D50.0/D50.8/D50.9
DESCRIPTION
A common cause of anaemia in young children and women of childbearing age.
A full blood count showing a low MCV suggests the diagnosis of iron deficiency anaemia. A full blood count is not required for children, unless referral criteria above are present.
Note: Iron deficiency anaemia in children > 5 years of age, adult males and non-menstruating women, is generally due to occult or overt blood loss. Refer all cases for investigation and treatment of the underlying cause.
GENERAL MEASURES
- Identify and treat the cause.
- Exclude other causes. See referral criteria in Anaemia.
- Dietary advice:
- Avoid drinking tea/coffee with meals.
- Increase vitamin C intake (e.g. citrus fruit, orange juice, broccoli, cauliflower, guavas, strawberries) with meals to increase iron absorption from the diet.
- Increase dietary intake of iron. Foods rich in iron include: liver, kidney, beef, dried beans and peas, green leafy vegetables, fortified wholegrain breads, cereals.
MEDICINE TREATMENT
Treatment
Treat underlying cause.
Children< 5 years of age
- Iron, oral, 1–2 mg/kg/dose of elemental iron 8 hourly with meals.
- Follow up Hb after 14 days.
- Hb lower than before: refer.
- Hb the same/higher: continue treatment and repeat after another 28 days.
- Continue treatment for 3 months after Hb normalises.
Empiric treatment for worms (this will not treat tapeworm)
- Mebendazole, oral.
- Children 1–2 years: 100 mg 12 hourly for 3 days.
- Children > 2–5 years: 500 mg as a single dose.
OR
- Albendazole, oral, single dose.
- Children 1–2 years: 200 mg as a single dose.

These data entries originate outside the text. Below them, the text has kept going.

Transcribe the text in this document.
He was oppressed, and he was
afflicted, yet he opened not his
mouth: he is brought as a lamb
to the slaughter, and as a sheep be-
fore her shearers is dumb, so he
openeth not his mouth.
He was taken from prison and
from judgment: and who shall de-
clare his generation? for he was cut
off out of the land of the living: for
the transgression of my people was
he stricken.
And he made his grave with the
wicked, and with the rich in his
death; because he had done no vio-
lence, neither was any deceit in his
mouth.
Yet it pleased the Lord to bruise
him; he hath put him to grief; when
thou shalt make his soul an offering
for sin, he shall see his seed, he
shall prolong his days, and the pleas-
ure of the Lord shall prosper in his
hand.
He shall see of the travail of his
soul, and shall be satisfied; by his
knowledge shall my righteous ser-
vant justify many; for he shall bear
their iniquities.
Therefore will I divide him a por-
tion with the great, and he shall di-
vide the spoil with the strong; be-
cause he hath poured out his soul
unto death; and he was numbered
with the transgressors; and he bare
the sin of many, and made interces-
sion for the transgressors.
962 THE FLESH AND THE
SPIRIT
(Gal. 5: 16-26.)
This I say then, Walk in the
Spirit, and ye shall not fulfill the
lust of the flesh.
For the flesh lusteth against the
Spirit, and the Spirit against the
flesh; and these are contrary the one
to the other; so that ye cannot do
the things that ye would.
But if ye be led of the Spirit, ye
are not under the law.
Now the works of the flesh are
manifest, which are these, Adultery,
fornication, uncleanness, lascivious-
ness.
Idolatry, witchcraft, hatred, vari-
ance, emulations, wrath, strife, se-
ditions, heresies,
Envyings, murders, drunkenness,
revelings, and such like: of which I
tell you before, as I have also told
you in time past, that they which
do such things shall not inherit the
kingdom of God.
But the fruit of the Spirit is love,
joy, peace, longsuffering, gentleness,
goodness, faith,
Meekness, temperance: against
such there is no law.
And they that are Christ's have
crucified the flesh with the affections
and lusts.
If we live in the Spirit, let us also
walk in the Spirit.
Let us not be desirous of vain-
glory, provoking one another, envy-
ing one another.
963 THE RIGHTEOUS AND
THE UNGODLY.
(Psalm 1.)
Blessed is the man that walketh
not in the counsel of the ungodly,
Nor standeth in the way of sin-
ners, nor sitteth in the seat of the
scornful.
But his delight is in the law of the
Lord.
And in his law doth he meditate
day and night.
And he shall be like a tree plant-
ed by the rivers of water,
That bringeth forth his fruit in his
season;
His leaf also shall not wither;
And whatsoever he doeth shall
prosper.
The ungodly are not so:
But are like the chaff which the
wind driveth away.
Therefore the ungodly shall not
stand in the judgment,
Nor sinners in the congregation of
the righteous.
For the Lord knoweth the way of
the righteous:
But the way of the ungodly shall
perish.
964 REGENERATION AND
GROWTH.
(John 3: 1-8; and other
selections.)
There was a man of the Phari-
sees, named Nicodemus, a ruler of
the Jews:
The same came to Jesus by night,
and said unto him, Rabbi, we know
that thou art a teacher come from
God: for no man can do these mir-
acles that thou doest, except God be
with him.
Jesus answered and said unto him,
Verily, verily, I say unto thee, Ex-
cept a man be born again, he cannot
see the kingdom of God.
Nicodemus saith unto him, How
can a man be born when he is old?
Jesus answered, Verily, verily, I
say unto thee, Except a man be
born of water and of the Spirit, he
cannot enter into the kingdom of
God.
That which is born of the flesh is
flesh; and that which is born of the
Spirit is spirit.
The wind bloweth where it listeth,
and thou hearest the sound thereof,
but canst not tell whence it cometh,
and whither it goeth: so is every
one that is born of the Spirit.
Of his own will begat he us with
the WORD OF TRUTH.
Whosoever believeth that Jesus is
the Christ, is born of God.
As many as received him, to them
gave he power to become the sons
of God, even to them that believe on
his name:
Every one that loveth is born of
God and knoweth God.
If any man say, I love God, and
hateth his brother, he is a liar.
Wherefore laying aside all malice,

- Children ≥ 2 years and adults: 400 mg as a single dose.
Adults
- Ferrous sulfate compound BPC (dried), oral, 170 mg (± 55 mg elemental iron) 12 hourly with meals.
OR
- Ferrous fumarate, oral, 200 mg (± 65 mg elemental iron) 12 hourly.
- Do not ingest with tea, antacids or calcium supplements/milk.
- Doses should be taken on an empty stomach, but if gastrointestinal side effects occur doses should be taken with meals
- Continue with treatment for 3–6 months once Hb has normalised to replace iron stores.
Follow the patient after one month of treatment and Hb should rise by at least 2 g/dl in 4 weeks in the adherent patient without ongoing blood loss.
If daily iron is poorly tolerated (e.g. epigastric pain, nausea, vomiting and constipation), intermittent iron supplementation may be administered:
- Ferrous sulphate compound BPC (dried), oral, 340 mg per week, (± 110 mg elemental iron), with meals.
OR
- Ferrous fumarate, oral, 400 mg per week (± 130 mg elemental iron).
Pregnant women
See Anaemia in pregnancy
Consider the following if there is failure to respond to iron therapy:
- non-adherence,
- continued blood loss,
- wrong diagnosis,
- malabsorption, or
- mixed deficiency; concurrent folate or vitamin B12 deficiency.
Prophylaxis
Infants from 6 weeks (Z29.2)
If < 2.5 kg at birth:
- Ferrous lactate, oral, 0.6 mL daily (provides ± 15 mg elemental iron) until 6 months of age.
OR
- Ferrous gluconate syrup, oral, 2.5 mL daily (provides ± 15 mg elemental iron) until 6 months of age.
Pregnant women
Elemental iron per preparation
Ferrous gluconate elixir | 350 mg/5 mL | 40 mg elemental iron per 5 mL | 8 mg elemental iron per mL |
Ferrous gluconate syrup | 250 mg/5 mL | 30 mg elemental iron per 5 mL | 6 mg elemental iron per mL |
Ferrous lactate drops | 25 mg/mL | 25 mg elemental iron per mL | 1 mg elemental iron per 0.04 mL |
Ferrous sulfate compound BPC (dried) tablets | 170 mg | ± 55 mg elemental iron per tablet | ± 55 mg elemental iron per tablet |
Ferrous fumarate | 200 mg | ± 65 mg elemental iron per tablet | ± 65 mg elemental iron per tablet |
CAUTION
Iron is extremely toxic in overdose, particularly in children.
Store all medication out of reach of children.
REFERRAL
- As in Anaemia
- Children > 5 years of age, men and non-menstruating women.
- No or inadequate response to treatment.